You can graphically compare investments to Dow Jones, S&P 500, and NASDAQ and visually see where they are out-performing or under-performing. For each investment, Mint.com displays price, number of shares, cost basis, market value, and change in value. You can also compare investments by asset type.
Mint.com also provides investment advice. For example, it might note that an old 401k that has been dormant is collecting fees and suggest a rollover to an IRA that will offer higher returns. Or it might recommend the highest-yielding savings account where you can stash unused cash.

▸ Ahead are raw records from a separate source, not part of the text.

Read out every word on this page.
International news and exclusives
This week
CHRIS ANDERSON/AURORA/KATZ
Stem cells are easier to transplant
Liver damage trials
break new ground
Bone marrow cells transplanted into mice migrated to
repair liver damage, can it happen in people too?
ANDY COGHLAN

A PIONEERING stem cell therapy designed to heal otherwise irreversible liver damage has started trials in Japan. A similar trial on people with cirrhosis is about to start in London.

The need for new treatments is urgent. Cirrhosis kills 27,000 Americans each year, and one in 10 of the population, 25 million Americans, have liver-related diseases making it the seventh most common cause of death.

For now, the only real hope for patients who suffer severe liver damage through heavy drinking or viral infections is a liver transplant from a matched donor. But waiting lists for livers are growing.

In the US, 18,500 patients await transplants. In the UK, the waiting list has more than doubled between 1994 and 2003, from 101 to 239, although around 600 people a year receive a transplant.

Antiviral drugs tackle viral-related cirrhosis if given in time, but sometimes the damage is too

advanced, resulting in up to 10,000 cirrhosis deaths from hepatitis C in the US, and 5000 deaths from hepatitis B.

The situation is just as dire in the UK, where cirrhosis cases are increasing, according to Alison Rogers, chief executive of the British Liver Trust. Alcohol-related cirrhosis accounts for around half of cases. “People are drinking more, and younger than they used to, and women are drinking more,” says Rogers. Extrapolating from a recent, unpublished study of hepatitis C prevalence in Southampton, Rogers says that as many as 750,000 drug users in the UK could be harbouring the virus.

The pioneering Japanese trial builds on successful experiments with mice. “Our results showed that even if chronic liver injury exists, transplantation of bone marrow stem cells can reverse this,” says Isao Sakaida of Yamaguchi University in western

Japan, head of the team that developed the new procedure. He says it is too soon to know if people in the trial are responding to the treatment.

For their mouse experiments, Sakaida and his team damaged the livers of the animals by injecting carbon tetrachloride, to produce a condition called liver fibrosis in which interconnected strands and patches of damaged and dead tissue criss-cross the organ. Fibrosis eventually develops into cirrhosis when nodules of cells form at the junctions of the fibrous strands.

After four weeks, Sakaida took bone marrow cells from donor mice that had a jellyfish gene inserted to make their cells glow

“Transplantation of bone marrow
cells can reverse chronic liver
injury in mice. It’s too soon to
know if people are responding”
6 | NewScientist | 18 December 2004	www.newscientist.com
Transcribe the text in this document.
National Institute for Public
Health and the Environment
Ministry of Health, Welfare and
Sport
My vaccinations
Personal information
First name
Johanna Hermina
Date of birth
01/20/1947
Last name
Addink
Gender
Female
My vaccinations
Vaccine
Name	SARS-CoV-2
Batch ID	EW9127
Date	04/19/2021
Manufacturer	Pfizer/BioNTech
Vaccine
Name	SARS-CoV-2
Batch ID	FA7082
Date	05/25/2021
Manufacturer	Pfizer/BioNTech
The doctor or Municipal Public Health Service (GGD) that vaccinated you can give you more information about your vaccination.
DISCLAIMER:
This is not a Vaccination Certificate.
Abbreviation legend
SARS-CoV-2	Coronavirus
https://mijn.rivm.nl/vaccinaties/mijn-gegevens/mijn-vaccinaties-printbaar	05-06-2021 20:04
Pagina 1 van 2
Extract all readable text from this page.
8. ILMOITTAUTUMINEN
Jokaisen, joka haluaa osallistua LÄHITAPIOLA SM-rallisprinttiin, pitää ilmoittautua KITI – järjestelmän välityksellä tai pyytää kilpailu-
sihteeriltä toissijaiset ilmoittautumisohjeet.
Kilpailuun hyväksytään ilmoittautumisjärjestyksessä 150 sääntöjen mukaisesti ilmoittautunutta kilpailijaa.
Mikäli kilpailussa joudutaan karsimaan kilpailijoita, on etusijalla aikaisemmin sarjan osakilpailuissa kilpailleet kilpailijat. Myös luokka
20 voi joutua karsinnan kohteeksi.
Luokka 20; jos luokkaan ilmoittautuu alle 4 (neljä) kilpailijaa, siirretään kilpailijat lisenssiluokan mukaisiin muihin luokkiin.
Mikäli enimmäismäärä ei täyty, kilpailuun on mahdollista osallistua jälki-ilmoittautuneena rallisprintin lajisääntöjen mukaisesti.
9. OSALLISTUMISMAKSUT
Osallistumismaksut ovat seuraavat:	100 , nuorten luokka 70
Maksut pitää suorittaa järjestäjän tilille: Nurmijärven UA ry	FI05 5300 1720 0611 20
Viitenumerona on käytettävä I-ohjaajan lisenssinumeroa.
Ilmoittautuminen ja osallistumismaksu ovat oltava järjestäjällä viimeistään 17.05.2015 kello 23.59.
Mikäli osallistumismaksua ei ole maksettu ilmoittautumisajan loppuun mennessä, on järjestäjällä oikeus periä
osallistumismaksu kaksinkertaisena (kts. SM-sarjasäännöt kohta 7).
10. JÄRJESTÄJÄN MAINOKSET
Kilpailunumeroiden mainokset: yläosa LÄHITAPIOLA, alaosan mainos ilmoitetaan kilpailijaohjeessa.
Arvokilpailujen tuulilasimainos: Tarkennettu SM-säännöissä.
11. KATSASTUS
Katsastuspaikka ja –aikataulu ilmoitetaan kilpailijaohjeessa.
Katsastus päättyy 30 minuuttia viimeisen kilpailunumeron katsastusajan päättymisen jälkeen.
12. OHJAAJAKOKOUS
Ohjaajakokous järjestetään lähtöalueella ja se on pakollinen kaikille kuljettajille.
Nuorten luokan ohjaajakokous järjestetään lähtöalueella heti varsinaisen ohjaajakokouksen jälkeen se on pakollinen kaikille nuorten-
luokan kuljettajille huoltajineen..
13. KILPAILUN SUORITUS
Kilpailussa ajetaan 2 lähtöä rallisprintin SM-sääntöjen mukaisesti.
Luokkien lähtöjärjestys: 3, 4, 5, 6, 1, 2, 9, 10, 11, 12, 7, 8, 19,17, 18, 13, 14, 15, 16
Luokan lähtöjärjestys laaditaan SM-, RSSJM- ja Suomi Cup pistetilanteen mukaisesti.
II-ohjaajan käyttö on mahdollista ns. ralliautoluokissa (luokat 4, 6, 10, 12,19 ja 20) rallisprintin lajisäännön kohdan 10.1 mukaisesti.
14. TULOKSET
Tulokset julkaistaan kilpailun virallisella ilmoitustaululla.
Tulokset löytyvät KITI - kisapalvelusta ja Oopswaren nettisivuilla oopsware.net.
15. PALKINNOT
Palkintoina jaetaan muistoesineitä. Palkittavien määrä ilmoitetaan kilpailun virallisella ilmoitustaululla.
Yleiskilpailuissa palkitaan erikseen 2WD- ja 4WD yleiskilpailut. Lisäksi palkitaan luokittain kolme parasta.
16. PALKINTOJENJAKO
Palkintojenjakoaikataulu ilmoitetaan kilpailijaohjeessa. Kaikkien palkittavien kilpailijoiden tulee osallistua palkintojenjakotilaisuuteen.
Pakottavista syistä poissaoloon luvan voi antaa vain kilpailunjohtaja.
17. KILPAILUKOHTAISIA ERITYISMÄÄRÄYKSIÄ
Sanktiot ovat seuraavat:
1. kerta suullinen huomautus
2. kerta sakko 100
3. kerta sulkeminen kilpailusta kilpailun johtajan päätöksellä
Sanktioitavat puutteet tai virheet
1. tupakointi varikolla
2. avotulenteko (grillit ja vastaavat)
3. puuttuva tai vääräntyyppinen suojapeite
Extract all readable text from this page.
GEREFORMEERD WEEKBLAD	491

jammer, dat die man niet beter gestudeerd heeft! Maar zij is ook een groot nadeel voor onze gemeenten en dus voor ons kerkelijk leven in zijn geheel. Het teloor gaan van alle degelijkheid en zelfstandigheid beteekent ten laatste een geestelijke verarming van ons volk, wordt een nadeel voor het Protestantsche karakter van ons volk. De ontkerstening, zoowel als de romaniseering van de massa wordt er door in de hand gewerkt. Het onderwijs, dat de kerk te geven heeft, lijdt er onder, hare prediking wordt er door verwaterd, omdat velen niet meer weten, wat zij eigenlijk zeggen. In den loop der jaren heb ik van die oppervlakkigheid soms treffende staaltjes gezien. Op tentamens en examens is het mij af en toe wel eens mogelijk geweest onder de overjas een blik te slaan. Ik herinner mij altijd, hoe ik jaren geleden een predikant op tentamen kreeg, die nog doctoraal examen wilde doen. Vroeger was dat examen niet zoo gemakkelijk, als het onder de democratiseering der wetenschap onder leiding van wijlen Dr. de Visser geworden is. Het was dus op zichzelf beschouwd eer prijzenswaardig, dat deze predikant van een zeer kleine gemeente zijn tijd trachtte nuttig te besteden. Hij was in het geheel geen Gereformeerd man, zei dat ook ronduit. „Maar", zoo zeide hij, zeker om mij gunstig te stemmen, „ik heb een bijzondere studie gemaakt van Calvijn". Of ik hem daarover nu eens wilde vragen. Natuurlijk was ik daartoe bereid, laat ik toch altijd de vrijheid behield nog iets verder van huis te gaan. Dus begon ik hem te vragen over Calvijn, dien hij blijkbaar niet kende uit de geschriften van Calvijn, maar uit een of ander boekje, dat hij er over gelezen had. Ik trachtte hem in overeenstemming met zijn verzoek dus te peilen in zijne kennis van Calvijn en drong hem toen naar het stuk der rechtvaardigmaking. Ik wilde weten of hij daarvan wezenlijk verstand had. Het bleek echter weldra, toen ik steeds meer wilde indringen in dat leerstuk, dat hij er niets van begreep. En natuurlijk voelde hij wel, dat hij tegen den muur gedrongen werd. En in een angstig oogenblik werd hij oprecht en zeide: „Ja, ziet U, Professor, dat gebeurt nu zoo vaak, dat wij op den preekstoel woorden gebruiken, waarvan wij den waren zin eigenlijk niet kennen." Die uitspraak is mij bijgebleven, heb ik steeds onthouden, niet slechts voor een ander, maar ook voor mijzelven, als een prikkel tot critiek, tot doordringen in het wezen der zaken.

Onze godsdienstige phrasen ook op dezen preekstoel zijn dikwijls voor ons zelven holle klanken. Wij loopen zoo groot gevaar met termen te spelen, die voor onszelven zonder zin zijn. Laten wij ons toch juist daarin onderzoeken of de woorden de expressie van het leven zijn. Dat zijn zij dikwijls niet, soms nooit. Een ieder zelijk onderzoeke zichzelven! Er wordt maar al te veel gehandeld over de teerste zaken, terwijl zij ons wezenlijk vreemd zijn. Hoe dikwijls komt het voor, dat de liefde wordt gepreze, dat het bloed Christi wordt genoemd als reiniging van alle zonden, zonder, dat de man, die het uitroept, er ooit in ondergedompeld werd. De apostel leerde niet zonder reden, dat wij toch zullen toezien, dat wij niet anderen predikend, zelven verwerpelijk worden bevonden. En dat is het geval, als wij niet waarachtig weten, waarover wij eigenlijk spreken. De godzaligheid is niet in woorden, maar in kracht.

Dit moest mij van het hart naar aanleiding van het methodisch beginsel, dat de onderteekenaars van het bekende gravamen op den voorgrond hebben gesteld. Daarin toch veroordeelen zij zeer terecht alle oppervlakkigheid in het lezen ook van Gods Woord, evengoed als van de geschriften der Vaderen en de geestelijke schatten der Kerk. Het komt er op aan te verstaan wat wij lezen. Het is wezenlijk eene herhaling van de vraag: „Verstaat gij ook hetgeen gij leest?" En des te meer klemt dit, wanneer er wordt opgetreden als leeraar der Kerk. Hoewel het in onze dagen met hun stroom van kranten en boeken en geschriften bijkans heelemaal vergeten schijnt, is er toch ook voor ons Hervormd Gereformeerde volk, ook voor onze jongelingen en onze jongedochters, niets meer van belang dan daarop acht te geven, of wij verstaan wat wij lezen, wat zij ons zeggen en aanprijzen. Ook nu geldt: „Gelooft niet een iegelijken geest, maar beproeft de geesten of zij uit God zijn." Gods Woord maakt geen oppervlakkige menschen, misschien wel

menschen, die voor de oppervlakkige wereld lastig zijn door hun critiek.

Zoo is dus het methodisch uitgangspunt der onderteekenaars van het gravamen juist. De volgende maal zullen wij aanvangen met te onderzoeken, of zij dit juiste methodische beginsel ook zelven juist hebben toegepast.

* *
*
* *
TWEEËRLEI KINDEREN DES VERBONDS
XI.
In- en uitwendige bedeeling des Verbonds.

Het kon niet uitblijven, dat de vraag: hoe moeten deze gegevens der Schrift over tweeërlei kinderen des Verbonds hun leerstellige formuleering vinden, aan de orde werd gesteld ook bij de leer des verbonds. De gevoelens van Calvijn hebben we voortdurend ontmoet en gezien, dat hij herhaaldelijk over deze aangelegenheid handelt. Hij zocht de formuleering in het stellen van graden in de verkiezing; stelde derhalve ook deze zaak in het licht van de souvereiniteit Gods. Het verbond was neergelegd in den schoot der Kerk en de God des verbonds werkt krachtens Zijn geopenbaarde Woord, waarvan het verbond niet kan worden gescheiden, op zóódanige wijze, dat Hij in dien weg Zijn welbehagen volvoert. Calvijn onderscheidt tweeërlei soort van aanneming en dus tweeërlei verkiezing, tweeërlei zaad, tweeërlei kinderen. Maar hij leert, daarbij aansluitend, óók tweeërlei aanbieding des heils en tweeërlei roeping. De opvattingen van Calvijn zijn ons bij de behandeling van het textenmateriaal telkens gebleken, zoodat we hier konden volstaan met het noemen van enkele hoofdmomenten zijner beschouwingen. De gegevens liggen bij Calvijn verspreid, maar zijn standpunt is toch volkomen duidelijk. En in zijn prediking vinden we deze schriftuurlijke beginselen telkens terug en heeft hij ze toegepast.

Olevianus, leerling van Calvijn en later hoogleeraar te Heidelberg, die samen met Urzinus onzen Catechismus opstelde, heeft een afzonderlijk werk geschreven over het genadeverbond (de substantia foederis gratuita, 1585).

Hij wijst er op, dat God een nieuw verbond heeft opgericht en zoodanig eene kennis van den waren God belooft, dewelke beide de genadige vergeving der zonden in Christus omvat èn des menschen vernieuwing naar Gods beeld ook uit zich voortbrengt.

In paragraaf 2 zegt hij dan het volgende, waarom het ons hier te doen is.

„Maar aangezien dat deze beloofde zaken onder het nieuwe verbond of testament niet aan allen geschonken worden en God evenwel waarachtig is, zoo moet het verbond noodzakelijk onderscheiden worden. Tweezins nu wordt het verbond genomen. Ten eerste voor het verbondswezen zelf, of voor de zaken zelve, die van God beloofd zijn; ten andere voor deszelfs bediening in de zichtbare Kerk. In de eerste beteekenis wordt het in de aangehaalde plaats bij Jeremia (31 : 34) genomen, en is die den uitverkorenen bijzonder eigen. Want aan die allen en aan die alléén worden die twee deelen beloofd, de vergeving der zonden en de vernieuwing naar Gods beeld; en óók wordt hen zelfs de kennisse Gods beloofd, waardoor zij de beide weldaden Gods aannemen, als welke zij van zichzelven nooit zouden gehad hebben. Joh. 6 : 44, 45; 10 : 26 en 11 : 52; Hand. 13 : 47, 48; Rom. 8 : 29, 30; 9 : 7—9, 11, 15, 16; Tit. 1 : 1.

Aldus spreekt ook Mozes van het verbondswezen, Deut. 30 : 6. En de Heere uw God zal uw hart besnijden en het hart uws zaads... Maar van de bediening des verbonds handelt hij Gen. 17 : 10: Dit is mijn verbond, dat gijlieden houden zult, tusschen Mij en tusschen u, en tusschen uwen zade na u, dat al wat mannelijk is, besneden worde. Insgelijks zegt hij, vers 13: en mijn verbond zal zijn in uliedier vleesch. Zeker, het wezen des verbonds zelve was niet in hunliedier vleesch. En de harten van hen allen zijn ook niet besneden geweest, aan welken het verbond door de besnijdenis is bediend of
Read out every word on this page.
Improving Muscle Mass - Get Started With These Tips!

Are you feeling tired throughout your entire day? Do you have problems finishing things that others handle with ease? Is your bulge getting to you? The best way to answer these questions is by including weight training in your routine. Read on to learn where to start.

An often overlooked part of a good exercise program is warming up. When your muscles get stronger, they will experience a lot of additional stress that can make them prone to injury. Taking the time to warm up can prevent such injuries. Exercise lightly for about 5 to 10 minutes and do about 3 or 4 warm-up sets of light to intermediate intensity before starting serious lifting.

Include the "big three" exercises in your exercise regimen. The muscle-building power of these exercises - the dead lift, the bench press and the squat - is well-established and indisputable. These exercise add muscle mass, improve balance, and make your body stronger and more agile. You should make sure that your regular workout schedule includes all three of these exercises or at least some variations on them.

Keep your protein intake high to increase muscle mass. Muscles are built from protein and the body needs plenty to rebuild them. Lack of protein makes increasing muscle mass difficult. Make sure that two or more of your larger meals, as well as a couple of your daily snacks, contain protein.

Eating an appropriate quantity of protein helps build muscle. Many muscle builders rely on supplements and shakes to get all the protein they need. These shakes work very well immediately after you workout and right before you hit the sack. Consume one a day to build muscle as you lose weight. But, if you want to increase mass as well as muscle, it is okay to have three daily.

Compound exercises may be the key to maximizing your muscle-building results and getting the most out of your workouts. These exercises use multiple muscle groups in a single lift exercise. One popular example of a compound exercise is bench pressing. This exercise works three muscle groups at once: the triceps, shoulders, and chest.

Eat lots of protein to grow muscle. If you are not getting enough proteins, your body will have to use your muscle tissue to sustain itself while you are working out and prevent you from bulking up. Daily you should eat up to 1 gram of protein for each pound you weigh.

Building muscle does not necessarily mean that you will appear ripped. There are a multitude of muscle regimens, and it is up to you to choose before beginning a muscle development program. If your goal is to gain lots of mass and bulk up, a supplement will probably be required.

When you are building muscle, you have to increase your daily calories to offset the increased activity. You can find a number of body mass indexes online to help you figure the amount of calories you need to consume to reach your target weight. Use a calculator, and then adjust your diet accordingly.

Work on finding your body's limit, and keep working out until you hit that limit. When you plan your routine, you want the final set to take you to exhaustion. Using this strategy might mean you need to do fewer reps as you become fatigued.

Save for future goals. Mint.com allows users to specify financial goals, including buying a home, paying for children’s college educations, remodeling a kitchen, and saving for retirement and trace their progress.
Over its first three years Mint.com has accumulated about 4.2 million users, with another 60,000 joining weekly. It currently has 50 employees. Mint.com also has popular apps for mobile phones, including one for Android and one of the top five financial apps on iTunes.
In an interview on the SmallBusiness online community website, Patzer described the three strengths that contributed to Mint.com’s success. First, although it had very high fixed costs during development, it scales easily, with variable costs close to zero. Patzer told the interviewer, “Quite frankly, to service one person or a million people on Mint, it takes the same amount of effort.”
Second, Mint.com solves a real problem, one that Patzer found in his daily life. “Anything that takes too much time, irritates you, or ticks you off, if you can solve that problem, that’s a business. So long as you have a big market or a lot of other people have that same issue,” he says.
Finally, Mint.com had an initial competitive advantage — the algorithm he had written to correctly categorize transactions.”
Patzer’s mother was a teacher of home economics, where she trained her students in cooking and sewing, but also in household budgeting. His father does market research for Bristol-Myers Squibb in Indiana. Right before Mint.com launched, his father came in for a short period to teach his son about creating the brand and marketing the product. He helped with consumer studies and positioning tests, including what language to describe the product — for example, was Mint “your automated financial advisor” or “your money champion.”
Patzer learned quickly, applying his knowledge to the naming of the product. They chose Mint.com because its spelling was indisputably straightforward, even for potential international customers, and for its symbolic power.
As Patzer told the SmallBusiness online community interviewer, “Mint is a place where money is made. Mint is also a term for top quality and condition, and mint is cool and refreshing.”